心血管病の術前評価は、病態の成因、重症度や緊急性のみならず、手術を含めた周術期のリスクを評価する分野です。循環器内科の典型的な業務といえますが、心臓血管外科の知識がある程度ないと質の高い評価はできません。
心血管病の術前評価は通常別建てされる分野ではありませんが、循環器内科の日常診療ではかなり多くのエネルギーを使っており、元来は最も本質的な仕事です。心臓血管外科の手術症例も多くは循環器内科の初診を通っており、きちんと評価することによって遅滞なく適切な心臓外科手術をセットアップできます。近年注目されているoptimal medical therapy (OMT)やカテーテルによる低侵襲治療も、常に心臓血管外科治療の選択を視野にいれた正しいフラットな術前評価に基づいた適応の判断が必要とされます。

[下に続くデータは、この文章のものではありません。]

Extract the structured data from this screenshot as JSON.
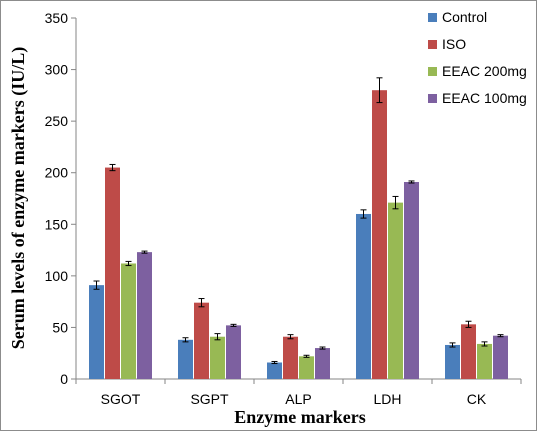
{
  "chart_data": {
    "type": "bar",
    "categories": [
      "SGOT",
      "SGPT",
      "ALP",
      "LDH",
      "CK"
    ],
    "series": [
      {
        "name": "Control",
        "color": "#4a7ebb",
        "values": [
          91,
          38,
          16,
          160,
          33
        ],
        "errors": [
          4,
          2,
          1,
          4,
          2
        ]
      },
      {
        "name": "ISO",
        "color": "#be4b48",
        "values": [
          205,
          74,
          41,
          280,
          53
        ],
        "errors": [
          3,
          4,
          2,
          12,
          3
        ]
      },
      {
        "name": "EEAC 200mg",
        "color": "#98b954",
        "values": [
          112,
          41,
          22,
          171,
          34
        ],
        "errors": [
          2,
          3,
          1,
          6,
          2
        ]
      },
      {
        "name": "EEAC 100mg",
        "color": "#7d60a0",
        "values": [
          123,
          52,
          30,
          191,
          42
        ],
        "errors": [
          1,
          1,
          1,
          1,
          1
        ]
      }
    ],
    "ylim": [
      0,
      350
    ],
    "yticks": [
      "0",
      "50",
      "100",
      "150",
      "200",
      "250",
      "300",
      "350"
    ],
    "xlabel": "Enzyme markers",
    "ylabel": "Serum levels of enzyme markers (IU/L)",
    "legend_position": "top-right",
    "grid": false
  }
}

冠動脈疾患の評価はEBMに基づき、バイパス術でより良い長期予後が期待される場合は積極的にバイパス術を依頼しています。術前カテーテル検査では冠動脈の評価だけでなく右心カテーテルの評価を行い、術後収縮性心膜炎になった場合のコントロール値をとっています。弁膜症に関しては、特別な場合を除いて経食道エコーで情報をとって術式に役立てています。感染性心内膜炎(IE)に関しては速やかにリスクを評価して、保存的治療のリスクと天秤にかけながらactive IEであっても積極的に手術を依頼しています。毎週合同カンファレンスで情報共有し、術前症例の要点整理と術後症例のレビューを行っています。緊急症例では心臓血管外科とお互いの緊急用電話等を用いて随時相談し、重症例では人工呼吸器、大動脈バルーンパンピング(IABP)や体外循環管理をしながら、手術に必要な情報を集めています。 心血管以外の内分泌疾患、貧血、自己免疫疾患、ないしはがん等の術前評価も他科に相談しながら行っています。